Оскар отдавался всем тем неподвластным его контролю изменениям, начатым еще в момент прощания с отцом во время их последнего разговора. Он еще не осознал даже и половины того, кем теперь ему предстоит стать… продолжением его отца, отдавшего свою жизнь ради человечества чудовищным способом. Люба и Оскар молча сидели и смотрели друг другу в глаза без движения или реакции на гневающуюся Настю и панику Ингрид. Оскар осваивал факт гибели его отца столь же болезненно, сколь и отчаянный акт перелома войны в пользу людей. Отныне он не просто предоставлен сам себе: бремя, которое он не может не нести в память об отце, обязывает к большей ответственности, чем он может пока осознать. Столь сильная вера отца в сына сформировала спасительную веру в самом сыне. Люба видела зарождение этой веры и изменение под ее влиянием Оскара, только-только ступившего на свой истинный путь. Ей нравилось это наблюдать — этакое проявление удивительной гибкости самой жизни, формирующей внутри живых существ новые элементы для взаимодействия с изменяющимся миром.
23
Ее заперли в клетке, словно животное. Вместо простого разговора Катарина плюнула в их зародившуюся дружбу и разрушила и без того хрупкий союз, чтобы сохранить свою власть. Вот так просто: стоило задать один лишний вопрос, как фальшь слетела с лиц, оказав услугу правдорубцу. Рода кричит, бьется о стены, превращаясь в сгусток праведной ярости, жаждущей отстоять свое право на жизнь посредством доказательства силы.
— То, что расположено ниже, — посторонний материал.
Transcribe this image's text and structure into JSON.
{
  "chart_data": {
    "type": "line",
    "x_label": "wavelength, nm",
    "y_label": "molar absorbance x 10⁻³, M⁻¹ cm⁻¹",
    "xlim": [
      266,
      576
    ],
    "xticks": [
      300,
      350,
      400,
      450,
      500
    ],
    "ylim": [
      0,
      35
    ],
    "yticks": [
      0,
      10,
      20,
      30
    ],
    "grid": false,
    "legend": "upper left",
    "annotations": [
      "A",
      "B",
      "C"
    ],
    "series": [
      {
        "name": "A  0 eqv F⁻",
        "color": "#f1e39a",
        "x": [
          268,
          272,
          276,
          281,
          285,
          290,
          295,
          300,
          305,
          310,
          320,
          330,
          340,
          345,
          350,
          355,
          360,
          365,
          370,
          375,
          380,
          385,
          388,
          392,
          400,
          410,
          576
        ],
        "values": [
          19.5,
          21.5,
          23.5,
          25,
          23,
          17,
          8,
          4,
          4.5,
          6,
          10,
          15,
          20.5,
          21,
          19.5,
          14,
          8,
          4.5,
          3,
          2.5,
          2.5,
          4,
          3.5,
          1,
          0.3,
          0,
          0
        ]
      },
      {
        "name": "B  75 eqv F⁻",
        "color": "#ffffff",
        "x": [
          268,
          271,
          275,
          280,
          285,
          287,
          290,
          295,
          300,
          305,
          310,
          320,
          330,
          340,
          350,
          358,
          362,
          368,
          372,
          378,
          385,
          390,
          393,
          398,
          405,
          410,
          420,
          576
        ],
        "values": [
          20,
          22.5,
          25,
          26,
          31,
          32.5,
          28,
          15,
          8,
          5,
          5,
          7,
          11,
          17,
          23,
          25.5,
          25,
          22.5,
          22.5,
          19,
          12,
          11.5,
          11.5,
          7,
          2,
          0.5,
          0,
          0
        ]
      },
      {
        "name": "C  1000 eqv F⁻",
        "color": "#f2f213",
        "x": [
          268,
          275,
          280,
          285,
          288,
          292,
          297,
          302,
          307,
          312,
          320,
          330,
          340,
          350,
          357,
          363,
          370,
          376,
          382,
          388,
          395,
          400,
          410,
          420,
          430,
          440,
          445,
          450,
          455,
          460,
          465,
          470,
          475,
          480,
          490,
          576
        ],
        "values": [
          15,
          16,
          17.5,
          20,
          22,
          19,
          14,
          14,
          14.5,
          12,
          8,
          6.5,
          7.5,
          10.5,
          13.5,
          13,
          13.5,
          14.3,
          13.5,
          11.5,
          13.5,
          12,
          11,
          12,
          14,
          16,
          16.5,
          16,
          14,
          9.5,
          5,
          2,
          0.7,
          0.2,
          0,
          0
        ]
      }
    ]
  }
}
Она разбивает кулаки в кровь, бьется головой о стены, еще больше травмируя и без того еле живое тело. Волосы уже закрыли все ее лицо, свисая черными грязными прядями до подбородка. Она ненавидит себя за слабость, ибо сдалась даже без боя. Она ненавидит себя за доверие к Катарине, все это время пользующейся ею ради чуждых целей. Она ненавидит Настю, что та бросила ее, как и всех из Техгруппы, потому что одиночество делает сейчас больней всего. Она все бьет стены, плачет и кричит в истерике столь немыслимой, сколь пугающей и ее саму, словно она стала ураганом безграничных метаморфоз из пугающих мыслей. Растерянная, одинокая Рода вынуждена отдаться злобе, услужливо послабляющей всю ту боль от потерянной, самой обычной жизни.